James Edward Drummond Young, Lord Drummond Young, (born 17 February 1950) is a retired judge of the Supreme Courts of Scotland and was formerly Chairman of the Scottish Law Commission.

==Early life==
James Drummond Young was born in Edinburgh, the son of Duncan Drummond Young (1914–2007) and his wife, Annette Mackay (1914–1995).

He was educated at John Watson's School in the city. He studied law at Sidney Sussex College, Cambridge (BA 1971), Harvard University (Joseph Hodges Choate Memorial Fellow, 1971–72; LLM 1972) and the University of Edinburgh School of Law (LLB 1974), and was admitted to the Faculty of Advocates in 1976, taking silk in 1988.
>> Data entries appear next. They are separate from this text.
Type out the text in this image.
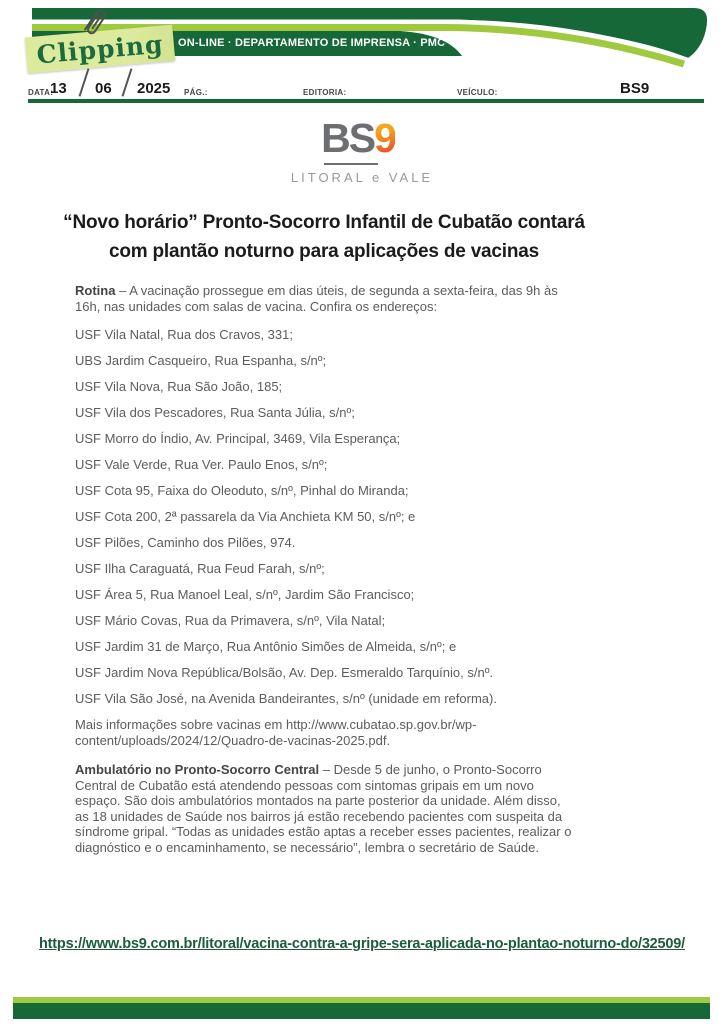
Clipping ON-LINE · DEPARTAMENTO DE IMPRENSA · PMC
DATA:
13 06 2025 PÁG.:	EDITORIA:	VEÍCULO:	BS9
BS9
LITORAL e VALE
“Novo horário” Pronto-Socorro Infantil de Cubatão contará
com plantão noturno para aplicações de vacinas

Rotina – A vacinação prossegue em dias úteis, de segunda a sexta-feira, das 9h às 16h, nas unidades com salas de vacina. Confira os endereços:

USF Vila Natal, Rua dos Cravos, 331;
UBS Jardim Casqueiro, Rua Espanha, s/nº;
USF Vila Nova, Rua São João, 185;
USF Vila dos Pescadores, Rua Santa Júlia, s/nº;
USF Morro do Índio, Av. Principal, 3469, Vila Esperança;
USF Vale Verde, Rua Ver. Paulo Enos, s/nº;
USF Cota 95, Faixa do Oleoduto, s/nº, Pinhal do Miranda;
USF Cota 200, 2ª passarela da Via Anchieta KM 50, s/nº; e
USF Pilões, Caminho dos Pilões, 974.
USF Ilha Caraguatá, Rua Feud Farah, s/nº;
USF Área 5, Rua Manoel Leal, s/nº, Jardim São Francisco;
USF Mário Covas, Rua da Primavera, s/nº, Vila Natal;
USF Jardim 31 de Março, Rua Antônio Simões de Almeida, s/nº; e
USF Jardim Nova República/Bolsão, Av. Dep. Esmeraldo Tarquínio, s/nº.
USF Vila São José, na Avenida Bandeirantes, s/nº (unidade em reforma).

Mais informações sobre vacinas em http://www.cubatao.sp.gov.br/wp-content/uploads/2024/12/Quadro-de-vacinas-2025.pdf.

Ambulatório no Pronto-Socorro Central – Desde 5 de junho, o Pronto-Socorro Central de Cubatão está atendendo pessoas com sintomas gripais em um novo espaço. São dois ambulatórios montados na parte posterior da unidade. Além disso, as 18 unidades de Saúde nos bairros já estão recebendo pacientes com suspeita da síndrome gripal. “Todas as unidades estão aptas a receber esses pacientes, realizar o diagnóstico e o encaminhamento, se necessário”, lembra o secretário de Saúde.

https://www.bs9.com.br/litoral/vacina-contra-a-gripe-sera-aplicada-no-plantao-noturno-do/32509/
He served as Standing Junior Counsel to the Department of Industry from 1984 to 1986 and to the Inland Revenue from 1986 to 1988, and as an Advocate Depute from 1999 to 2001. He is co-author with John St. Clair of The Law of Corporate Insolvency in Scotland, first published in 1988 and revised in 1992 and 2004.

==Judicial career==
Drummond Young was appointed a Senator of the College of Justice, a judge of the Court of Session and High Court of Justiciary, Scotland's supreme courts, in July 2001, taking the judicial title, Lord Drummond Young. He formerly sat in the Outer House, and was appointed to the Inner House in June 2013. On 1 January 2007, Lord Drummond Young succeeded Lord Eassie for a five-year term as chairman of the Scottish Law Commission, an advisory board to the Scottish Government which reviews, and recommends reform of, the Law of Scotland. Lord Drummond Young demitted office in December 2011, but continued as acting chairman until Lady Clark of Calton was appointed chairman in June 2012. He retired in March 2020.

==Personal life==
Lord Drummond Young married Elizabeth Mary Campbell-Kease in 1991, with whom he has a daughter, Anna, who has appeared on University Challenge. His interests include music and travel, and he is a member of The Speculative Society of Edinburgh.